New Delhi, May 14: India today worried about the future of a five-year-old ceasefire in Jammu and Kashmir after a wilful violation of the truce last evening around the same time as serial blasts in Jaipur raised suspicions in Delhi that developments in Pakistan could push the clock back to an eyeball-to-eyeball situation.

“The firing on the Line of Control is worrisome,” Prime Minister Manmohan Singh said here this evening. “The Directors General of Military Operations (DGMOs) are talking.”

A major reason for the worry is the timing of the ceasefire violation and the Jaipur blasts. Foreign minister Pranab Mukherjee is scheduled to visit Islamabad on May 21 to revive talks with his counterpart. The Prime Minister said that in those talks “all issues concerning national security will be taken up”.

Singh echoed the sentiment of the military establishment. Defence minister A.K. Antony, who said the ceasefire violation “was a cause for concern”, was inquiring after the results of a flag meeting that the brigade commander in Tangdhar, on the Indian side of the LoC, had requested for this evening.

An army spokesperson said between 70 and 80 rounds in short bursts were fired between 6pm and 6.30pm last evening from a post manned by a regular unit of the Pakistan Army that the Indian Army has named the “Papa Bunker”. This is between 10,000 and 11,000 feet overlooking the Tangdhar “bowl”.

The spokesperson said there was no casualty or damage as a result of the firing from a light machine gun. He said this was the first violation of the ceasefire by Pakistan since November 2003.

Although there have been stray incidents of firing across the LoC since 2003, none has warranted the kind of reaction from India that is in evidence this time. There was no retaliation by Indian troops but the matter has been taken up at the level of army headquarters and the political leadership.

The reason for the worry in Delhi is also compounded by the covering fire that Pakistani troops allegedly gave to militants who infiltrated through the International Border in the Samba sector of Jammu last week.

The infiltration was through a cordon manned by the Border Security Force and in a stretch of the border that Pakistan refers to as a “working boundary”.

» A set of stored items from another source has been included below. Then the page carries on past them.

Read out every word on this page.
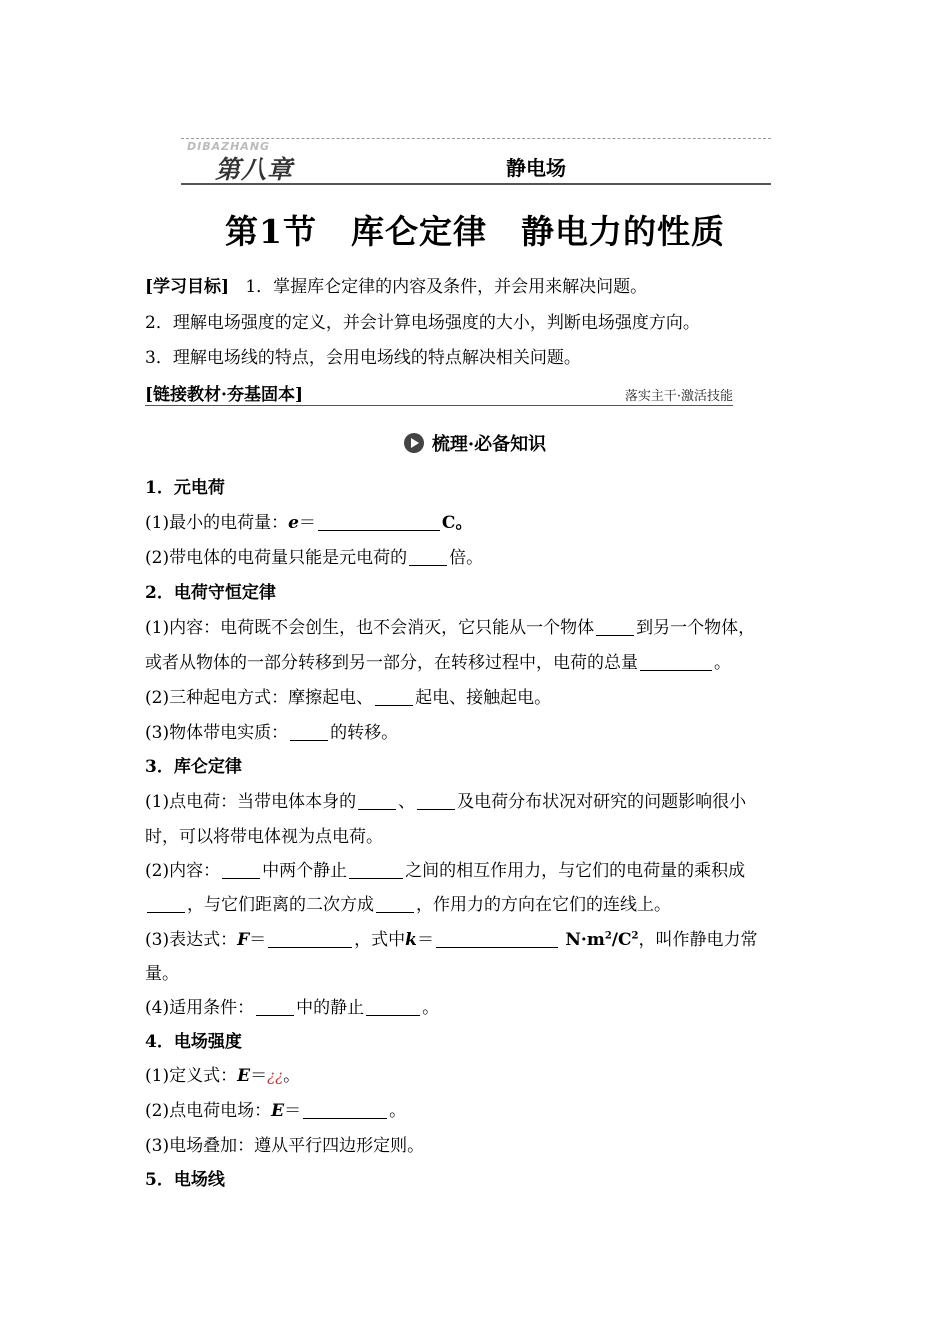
DIBAZHANG
第八章	静电场
第1节　库仑定律　静电力的性质
[学习目标] 1．掌握库仑定律的内容及条件，并会用来解决问题。
2．理解电场强度的定义，并会计算电场强度的大小，判断电场强度方向。
3．理解电场线的特点，会用电场线的特点解决相关问题。
[链接教材·夯基固本]	落实主干·激活技能
梳理·必备知识
1．元电荷
(1)最小的电荷量：e＝	C。
(2)带电体的电荷量只能是元电荷的 倍。
2．电荷守恒定律
(1)内容：电荷既不会创生，也不会消灭，它只能从一个物体 到另一个物体，
或者从物体的一部分转移到另一部分，在转移过程中，电荷的总量	。
(2)三种起电方式：摩擦起电、 起电、接触起电。
(3)物体带电实质： 的转移。
3．库仑定律
(1)点电荷：当带电体本身的 、 及电荷分布状况对研究的问题影响很小
时，可以将带电体视为点电荷。
(2)内容： 中两个静止	之间的相互作用力，与它们的电荷量的乘积成
，与它们距离的二次方成 ，作用力的方向在它们的连线上。
(3)表达式：F＝	，式中k＝	$N\cdot m^2/C^2$，叫作静电力常
量。
(4)适用条件： 中的静止	。
4．电场强度
(1)定义式：E＝¿¿。
(2)点电荷电场：E＝	。
(3)电场叠加：遵从平行四边形定则。
5．电场线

With two incidents of ceasefire violations, military top brass here wonder if this could mean the unravelling of the ceasefire. This apprehension has been conveyed to the political leadership.

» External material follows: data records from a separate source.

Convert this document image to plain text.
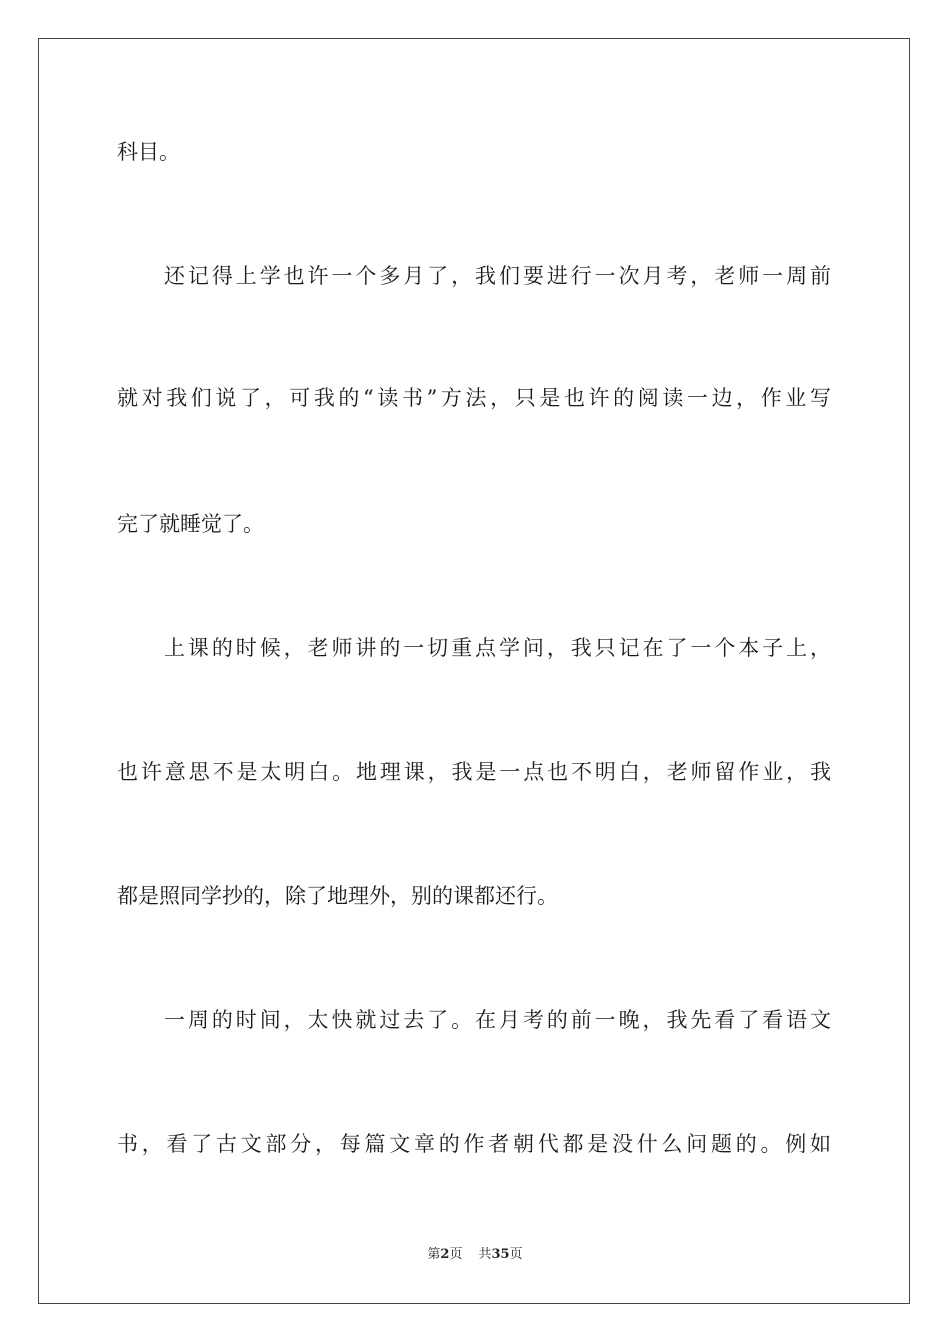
科目。
还记得上学也许一个多月了，我们要进行一次月考，老师一周前
就对我们说了，可我的“读书”方法，只是也许的阅读一边，作业写
完了就睡觉了。
上课的时候，老师讲的一切重点学问，我只记在了一个本子上，
也许意思不是太明白。地理课，我是一点也不明白，老师留作业，我
都是照同学抄的，除了地理外，别的课都还行。
一周的时间，太快就过去了。在月考的前一晚，我先看了看语文
书，看了古文部分，每篇文章的作者朝代都是没什么问题的。例如
第2页 共35页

On the Jaipur blasts, however, the Prime Minister was reluctant to point fingers just yet. But the minister of state for home affairs Sriprakash Jaiswal has indicated the involvement of the Harkat-ul Jehad and of elements in a “neighbouring country”that support it.

“Terrorists have the element of surprise,” Singh said. “But there is no lack of firmness in our resolve (to take on militants). We are investigating all possibilities. It will be premature to say anything at this juncture because that might interfere with the investigations,” he replied when asked for his assessment on which outfit masterminded the blasts.

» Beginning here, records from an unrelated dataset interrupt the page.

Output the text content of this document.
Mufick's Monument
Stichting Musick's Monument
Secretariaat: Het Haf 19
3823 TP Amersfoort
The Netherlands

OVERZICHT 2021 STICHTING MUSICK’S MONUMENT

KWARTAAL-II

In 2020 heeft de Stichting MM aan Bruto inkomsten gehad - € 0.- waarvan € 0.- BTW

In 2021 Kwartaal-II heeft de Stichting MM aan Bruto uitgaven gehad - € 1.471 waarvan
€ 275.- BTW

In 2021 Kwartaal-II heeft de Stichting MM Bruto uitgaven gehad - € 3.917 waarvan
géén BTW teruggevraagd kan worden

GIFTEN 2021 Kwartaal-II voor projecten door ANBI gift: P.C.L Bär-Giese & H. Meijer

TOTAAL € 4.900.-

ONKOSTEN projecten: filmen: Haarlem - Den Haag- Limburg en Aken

The Prime Minister contested the allegation from right-wing hardliners that India was portraying the image of a “soft state” by doing away with laws like the Prevention of Terrorism Act (Pota). “Even when it was there, there were terrorist attacks. There is no dearth of laws,” he said.

No name

Junior home minister Jaiswal, who returned from Jaipur this morning, said the blasts smacked of a “deep-rooted and very well-planned conspiracy” to disturb communal harmony in the country and suggested that the links of the terror strike were in a neighbouring country.

Without specifying a single name, he said, it could be any country — Bangladesh, Pakistan, Nepal and Myanmar. They were all facing internal turmoil, he said.

He refused to name the terror outfit unlike after the Mumbai blasts in July 2006 when the government blamed Pakistan-based organisations.

He admitted that there was no specific intelligence input about the possibility of a terror attack on Jaipur. There was only a general alert after the Ajmer blast last year, he said.

Jaiswal took the opportunity to stress on the need for a federal investigating agency. “This incident has again underlined the need for having a federal investigating agency but till all states agree to that, it would be difficult to do so.”

Home minister Shivraj Patil and UPA chairperson Sonia Gandhi are expected to visit Jaipur tomorrow.